After a 2020 statewide referendum and subsequent changes in the law, New Jersey has decriminalized “regulated marijuana” that is prescribed for medical uses and the use and possession of up to 6 ounces of non-medical marijuana and 17 grams of hashish for people over 21 years of age. In an age where the medical usage of marijuana has been, by and large, accepted as legitimate by most adults, New Jersey continues to be steps ahead of other states in its marijuana law. It is still a crime in New Jersey to drive under the influence of marijuana and sell it, but if you’re 21, it’s perfectly legal to use it on your property and to carry it in your car. Suddenly, “On the Way to Cape May,” just took on a whole new meaning!
One might automatically think now that smoking pot or hashish is no longer considered a black mark by the courts when the question of child custody or termination of your parental rights is at stake. That would be incorrect, however, as recently seen in the reported New Jersey Appeals Court decision in NJ Division of Child Protection and Permanency vs. D.H., and T.W.; and J.K. and K.M. In that case, a set of parents lost their children when the Superior Court determined that their parental rights should be terminated, and the children were given to foster parents.
The facts of the case are not hazy. The parents, in this case, admitted they both smoked pot regularly while caring for their school-aged child. They argued, however, that since the 2020 referendum and the new state laws, they could not have their pot use held against them when the state agency wanted to take their kids away. The good news for the parents was that the Court agreed with them on that point but terminated their parental rights anyway – and for good reason.

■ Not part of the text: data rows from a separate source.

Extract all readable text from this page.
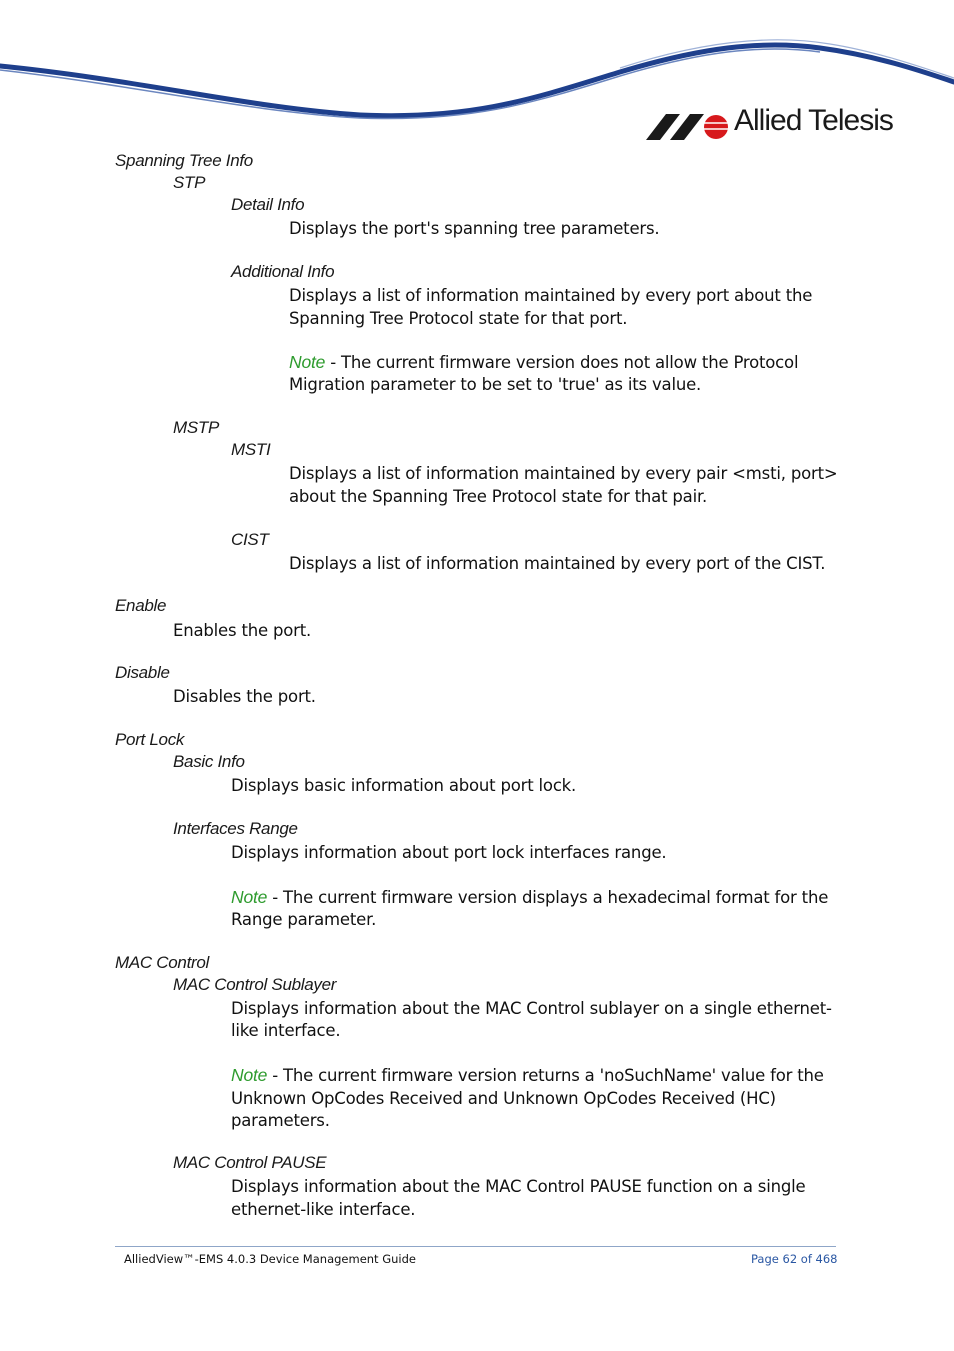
Allied Telesis
Spanning Tree Info
STP
Detail Info
Displays the port's spanning tree parameters.
Additional Info
Displays a list of information maintained by every port about the
Spanning Tree Protocol state for that port.
Note - The current firmware version does not allow the Protocol
Migration parameter to be set to 'true' as its value.
MSTP
MSTI
Displays a list of information maintained by every pair <msti, port>
about the Spanning Tree Protocol state for that pair.
CIST
Displays a list of information maintained by every port of the CIST.
Enable
Enables the port.
Disable
Disables the port.
Port Lock
Basic Info
Displays basic information about port lock.
Interfaces Range
Displays information about port lock interfaces range.
Note - The current firmware version displays a hexadecimal format for the
Range parameter.
MAC Control
MAC Control Sublayer
Displays information about the MAC Control sublayer on a single ethernet-
like interface.
Note - The current firmware version returns a 'noSuchName' value for the
Unknown OpCodes Received and Unknown OpCodes Received (HC)
parameters.
MAC Control PAUSE
Displays information about the MAC Control PAUSE function on a single
ethernet-like interface.
AlliedView™-EMS 4.0.3 Device Management Guide	Page 62 of 468
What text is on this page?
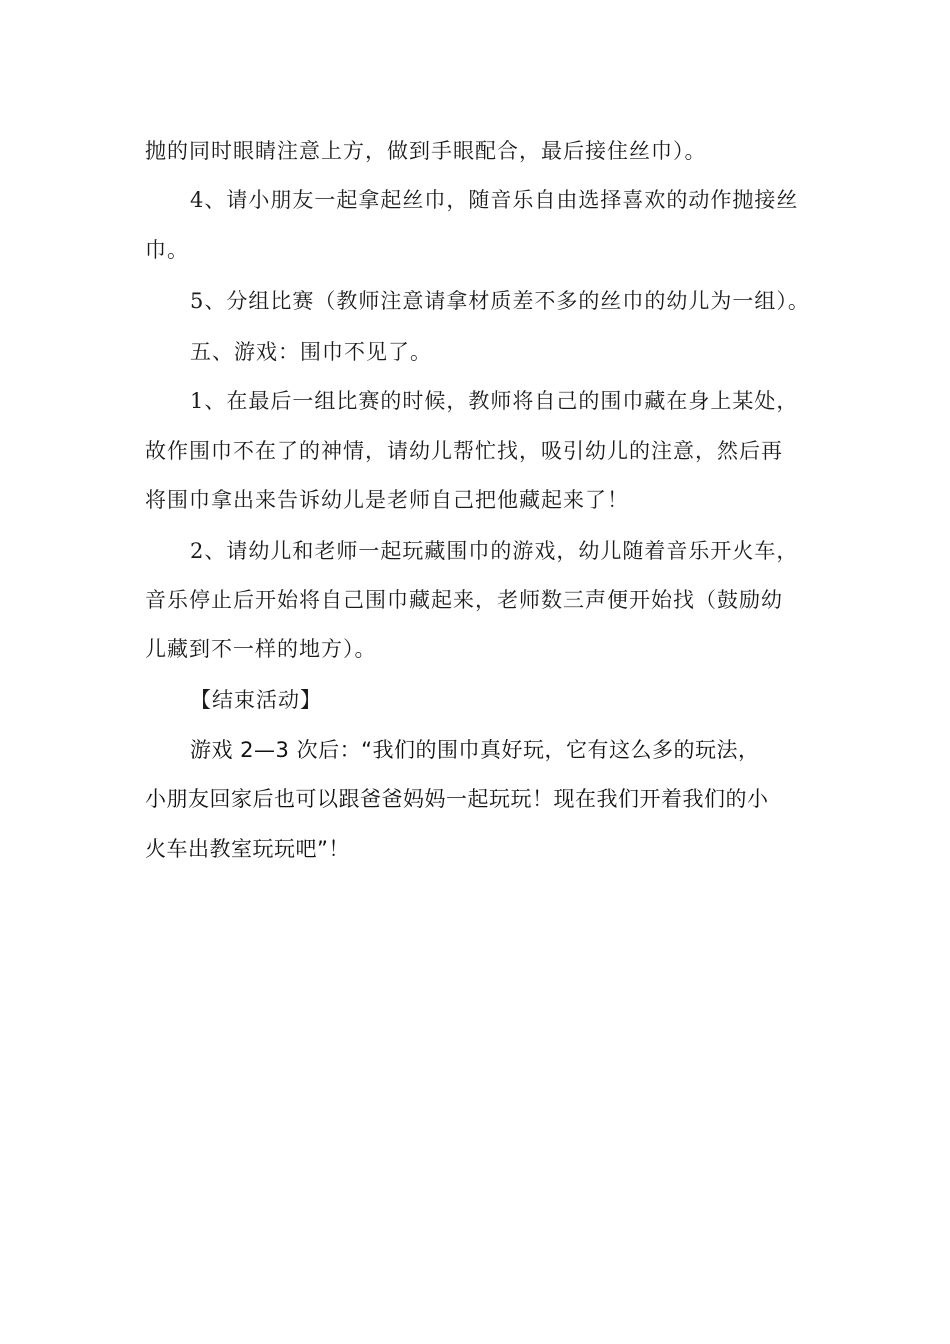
抛的同时眼睛注意上方，做到手眼配合，最后接住丝巾）。
4、请小朋友一起拿起丝巾，随音乐自由选择喜欢的动作抛接丝
巾。
5、分组比赛（教师注意请拿材质差不多的丝巾的幼儿为一组）。
五、游戏：围巾不见了。
1、在最后一组比赛的时候，教师将自己的围巾藏在身上某处，
故作围巾不在了的神情，请幼儿帮忙找，吸引幼儿的注意，然后再
将围巾拿出来告诉幼儿是老师自己把他藏起来了！
2、请幼儿和老师一起玩藏围巾的游戏，幼儿随着音乐开火车，
音乐停止后开始将自己围巾藏起来，老师数三声便开始找（鼓励幼
儿藏到不一样的地方）。
【结束活动】
游戏 2—3 次后：“我们的围巾真好玩，它有这么多的玩法，
小朋友回家后也可以跟爸爸妈妈一起玩玩！现在我们开着我们的小
火车出教室玩玩吧”！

It seems the Court, while stating clearly that New Jersey has never “historically treated” smoking pot as a be-all-end-all reason for taking someone’s children away, found that expert testimony and an examination of the parents’ ability to care for the child when using marijuana (and other reasons) was relevant. The court found that this reasoning was in line with prior case law, notwithstanding any effect of the new laws decriminalizing marijuana usage. This was clearly a “bad trip” for the parents.

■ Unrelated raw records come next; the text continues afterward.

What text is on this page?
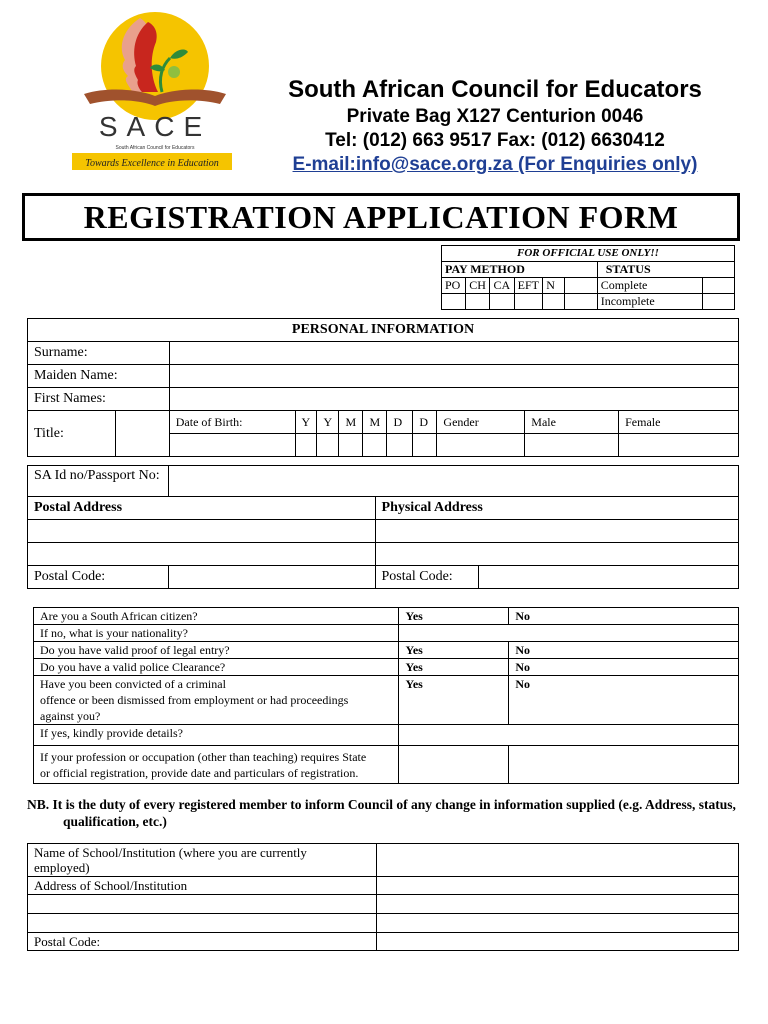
SACE
South African Council for Educators
Towards Excellence in Education
South African Council for Educators
Private Bag X127 Centurion 0046
Tel: (012) 663 9517 Fax: (012) 6630412
E-mail:info@sace.org.za (For Enquiries only)
REGISTRATION APPLICATION FORM
FOR OFFICIAL USE ONLY!!							
PAY METHOD						STATUS	
PO	CH	CA	EFT	N		Complete	
						Incomplete	
PERSONAL INFORMATION											
Surname:											
Maiden Name:											
First Names:											
Title:		Date of Birth:	Y	Y	M	M	D	D	Gender	Male	Female

SA Id no/Passport No:			
Postal Address		Physical Address	

Postal Code:		Postal Code:	
Are you a South African citizen?	Yes	No
If no, what is your nationality?		
Do you have valid proof of legal entry?	Yes	No
Do you have a valid police Clearance?	Yes	No

Have you been convicted of a criminal
offence or been dismissed from employment or had proceedings
against you?	Yes	No
If yes, kindly provide details?		

If your profession or occupation (other than teaching) requires State
or official registration, provide date and particulars of registration.		

NB. It is the duty of every registered member to inform Council of any change in information supplied (e.g. Address, status,
qualification, etc.)
Name of School/Institution (where you are currently
employed)	

Address of School/Institution	

Postal Code:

One can imagine that this decision can be relevant both in states where recreational usage has been decriminalized and where it has not. In Pennsylvania, for instance, (as of August 11, 2021) only medical marijuana is legal if prescribed with a 30-day supply. You are not allowed to smoke it unless you have a medical marijuana card. Also, in certain municipalities across Pennsylvania, recreational usage has been decriminalized such that prosecution and enforcement may no longer be the priority of law enforcement. Oh, you also aren’t allowed to grow it in Pennsylvania or the “Garden State” either. You may, however, still plant all the Jersey Tomatoes you can eat, whether this satisfies “the munchies” or not . . . exhale.

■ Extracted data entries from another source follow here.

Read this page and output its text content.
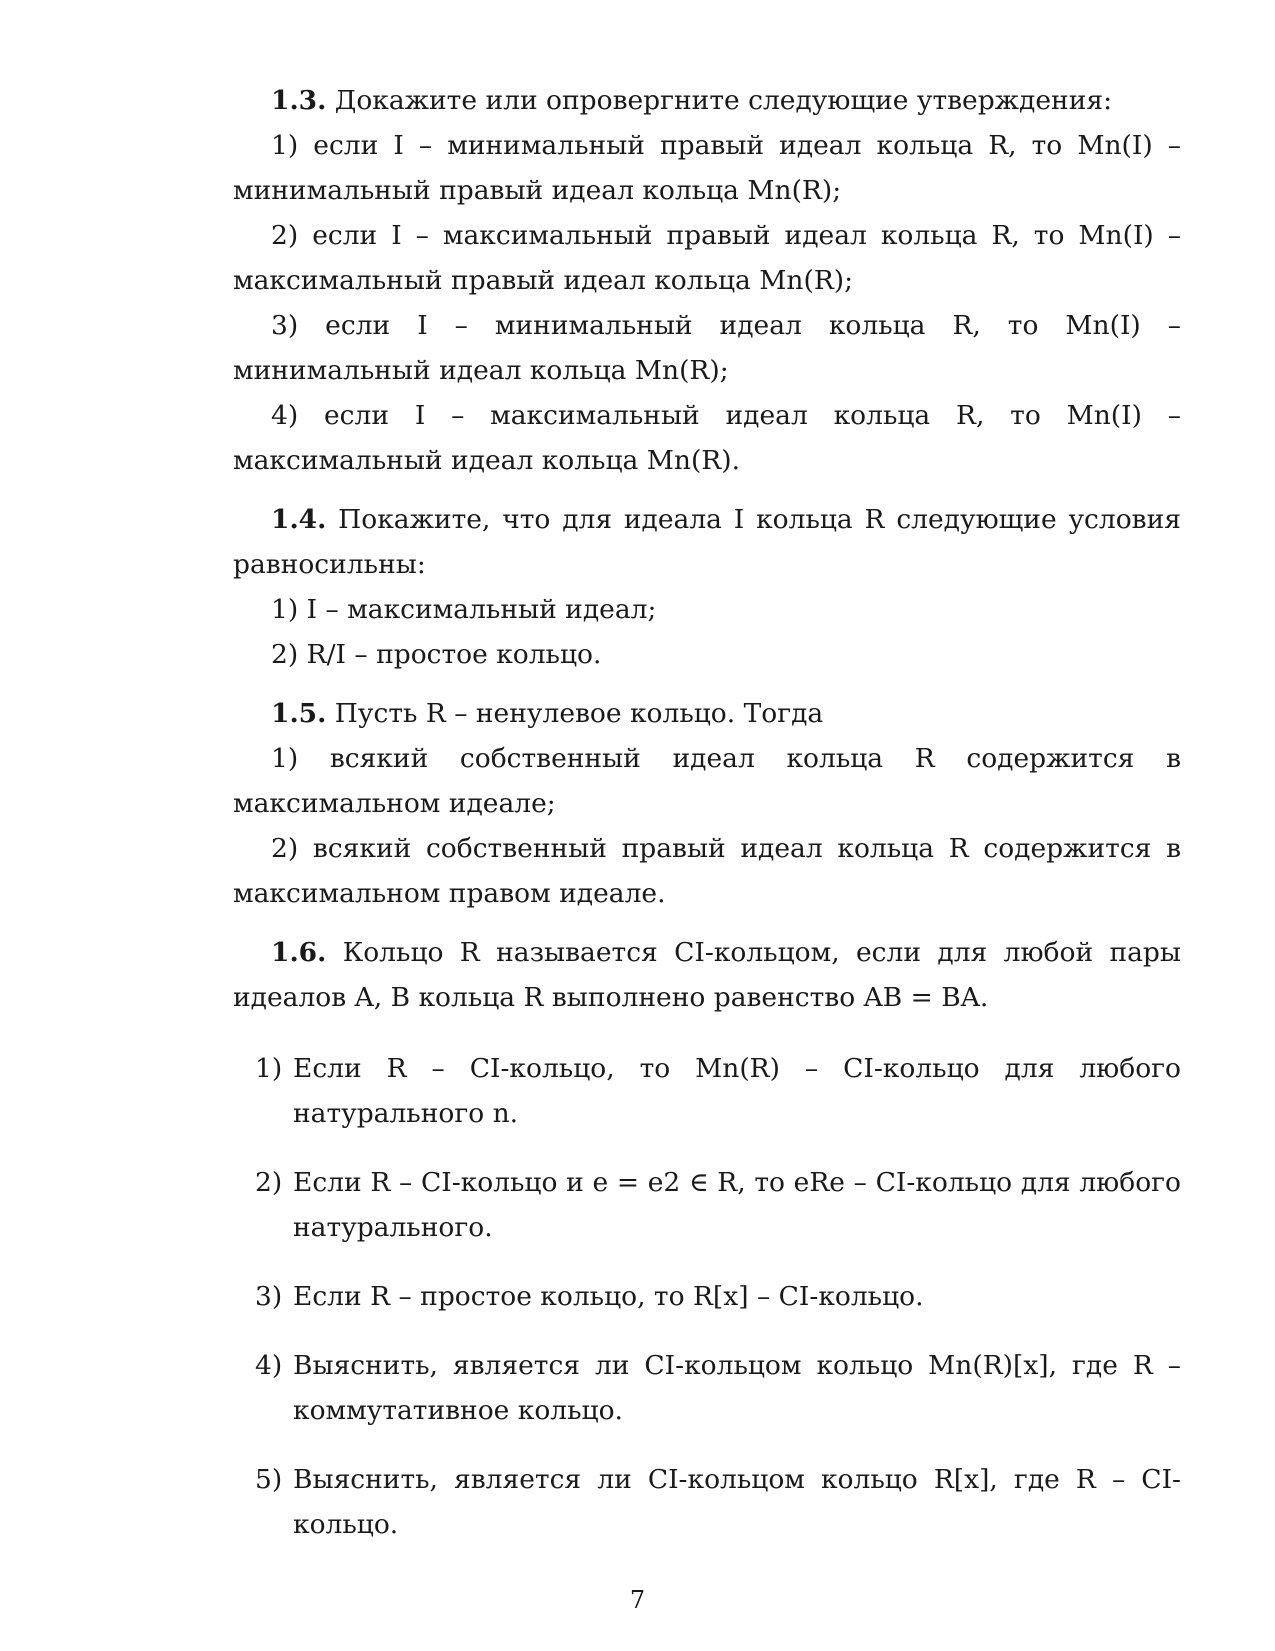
1.3. Докажите или опровергните следующие утверждения:

1) если I – минимальный правый идеал кольца R, то Mn(I) – минимальный правый идеал кольца Mn(R);

2) если I – максимальный правый идеал кольца R, то Mn(I) – максимальный правый идеал кольца Mn(R);

3) если I – минимальный идеал кольца R, то Mn(I) – минимальный идеал кольца Mn(R);

4) если I – максимальный идеал кольца R, то Mn(I) – максимальный идеал кольца Mn(R).

1.4. Покажите, что для идеала I кольца R следующие условия равносильны:

1) I – максимальный идеал;

2) R/I – простое кольцо.

1.5. Пусть R – ненулевое кольцо. Тогда

1) всякий собственный идеал кольца R содержится в максимальном идеале;

2) всякий собственный правый идеал кольца R содержится в максимальном правом идеале.

1.6. Кольцо R называется CI-кольцом, если для любой пары идеалов A, B кольца R выполнено равенство AB = BA.

1) Если R – CI-кольцо, то Mn(R) – CI-кольцо для любого натурального n.
2) Если R – CI-кольцо и e = e2 ∈ R, то eRe – CI-кольцо для любого натурального.
3) Если R – простое кольцо, то R[x] – CI-кольцо.
4) Выяснить, является ли CI-кольцом кольцо Mn(R)[x], где R – коммутативное кольцо.
5) Выяснить, является ли CI-кольцом кольцо R[x], где R – CI-кольцо.
7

Now, as Snoop Dog might say, “back to the lecture at hand.” So, what happens in a case, say in Pennsylvania, with the same facts as the New Jersey case or in a normal child custody matter where the court is not being asked to take kids away but to simply choose one parent over the other in a child custody dispute? Would a Pennsylvania court automatically find that if you “partake” you don’t get to be a parent? Unlikely. It seems that the case law, decriminalization laws or not, will focus on your ability to parent, the best interests of the child, and how you fit into already well-established statutory factors and case law standards that have always been used to determine your ability to be a parent – just like what was wisely done by the New Jersey Court.
So, while I’m sure that the likes of Cheech and Chong and all the hipsters at High Times Magazine might consider this a major “buzz kill,” the holding in the New Jersey case is well in line with established jurisprudence and can still live in the same world where responsible marijuana decriminalization laws will be the NORM(L).